Seb the 13 year old pig breeder and Jess on balancing books and bridles


As always we kick off the month with the letters – editor Laura is looking at the allure of business awards, followed by all the letters to the editor.

Simon Hoare MP has been considering the problematic lack of positivity in politics: ‘People don’t want to vote against things; rather they want to vote for things.’

Ken Huggins of the Green party is loking for ‘a green shift’, and discusses the stricter regulation of the water treatment industry, ‘including 4,000 water company inspections by the Environment Agency in order to ensure that our waterways ‘remain healthy’. But our rivers can hardly ‘remain’ healthy when only 14 per cent of them currently warrant ‘Good’ ecological status.’

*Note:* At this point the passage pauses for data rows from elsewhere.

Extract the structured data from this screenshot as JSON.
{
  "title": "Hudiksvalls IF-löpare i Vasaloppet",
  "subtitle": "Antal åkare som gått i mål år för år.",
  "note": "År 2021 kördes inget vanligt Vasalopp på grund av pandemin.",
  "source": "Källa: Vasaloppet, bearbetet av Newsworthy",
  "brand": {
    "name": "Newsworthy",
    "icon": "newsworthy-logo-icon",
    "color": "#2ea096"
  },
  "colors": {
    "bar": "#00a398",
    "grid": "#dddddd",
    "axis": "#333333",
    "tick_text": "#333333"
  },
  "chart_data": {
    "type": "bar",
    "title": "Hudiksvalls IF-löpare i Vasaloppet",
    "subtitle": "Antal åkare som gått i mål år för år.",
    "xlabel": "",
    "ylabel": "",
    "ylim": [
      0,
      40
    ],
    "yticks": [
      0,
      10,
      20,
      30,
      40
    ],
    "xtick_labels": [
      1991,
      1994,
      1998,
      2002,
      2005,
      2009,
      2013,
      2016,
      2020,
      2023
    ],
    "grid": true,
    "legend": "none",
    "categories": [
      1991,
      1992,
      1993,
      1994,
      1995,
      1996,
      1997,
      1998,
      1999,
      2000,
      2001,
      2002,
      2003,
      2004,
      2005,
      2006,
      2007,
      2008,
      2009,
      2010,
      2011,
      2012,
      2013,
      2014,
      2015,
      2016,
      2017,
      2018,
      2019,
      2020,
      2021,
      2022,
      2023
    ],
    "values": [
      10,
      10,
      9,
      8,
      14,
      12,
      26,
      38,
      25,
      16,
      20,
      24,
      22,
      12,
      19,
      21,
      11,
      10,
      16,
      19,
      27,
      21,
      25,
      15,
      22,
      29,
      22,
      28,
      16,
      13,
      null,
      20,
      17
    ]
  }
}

Seb Carr, the award-winning teenage rare breeds pig farmer

Gary Jackson of the North Dorset Liberal Democrats is hoping for a new, clearer financial system under the LibDems: ‘The current funding formula is decades old, unfair, opaque … and has reduced local councils to begging for grant funding from central government to construct half-viable budgets.’

Gerald Davies of the North Dorset Labour Party notes that there are 140,000 children in England with no home, and that: ‘The only way this crisis can be tackled is by building significant numbers of truly affordable homes for purchase and for social rent.’

When Seb Carr was eight he received four pigs for Christmas. Now 13, he has one of the largest pedigree herds of the rare British Saddleback pig in the UK, and last year he became the youngest ever recipient of the British Pig Association’s New Pedigree Breeder of the Year award (which apparently involved ‘a LOVELY dinner’ in London ‘with a big stage, lots of lights and loads of other pig people. It was brilliant!’). Terry talks to him about life as a teenage pig farmer – and yes, he has an Xbox too!

Jess giving Mattie a rub down after a training session

Jess Rimmer is the daughter of 5* three day eventer Jo Rimmer – they jointly run Rimmer Eventing from Fontmell Parva. She’s currently juggling running a professional yard with completing her biochemistry degree at Bristol University. Growing up as an eventer’s daughter, and being put on a horse before she could walk didn’t rub off the way her mum intended: “I didn’t even like horses growing up! It wasn’t until I was 12 or 13 when I was watching a friend (who I idolised) riding her pony that I decided “I want to be like her!” and I decided to get on.’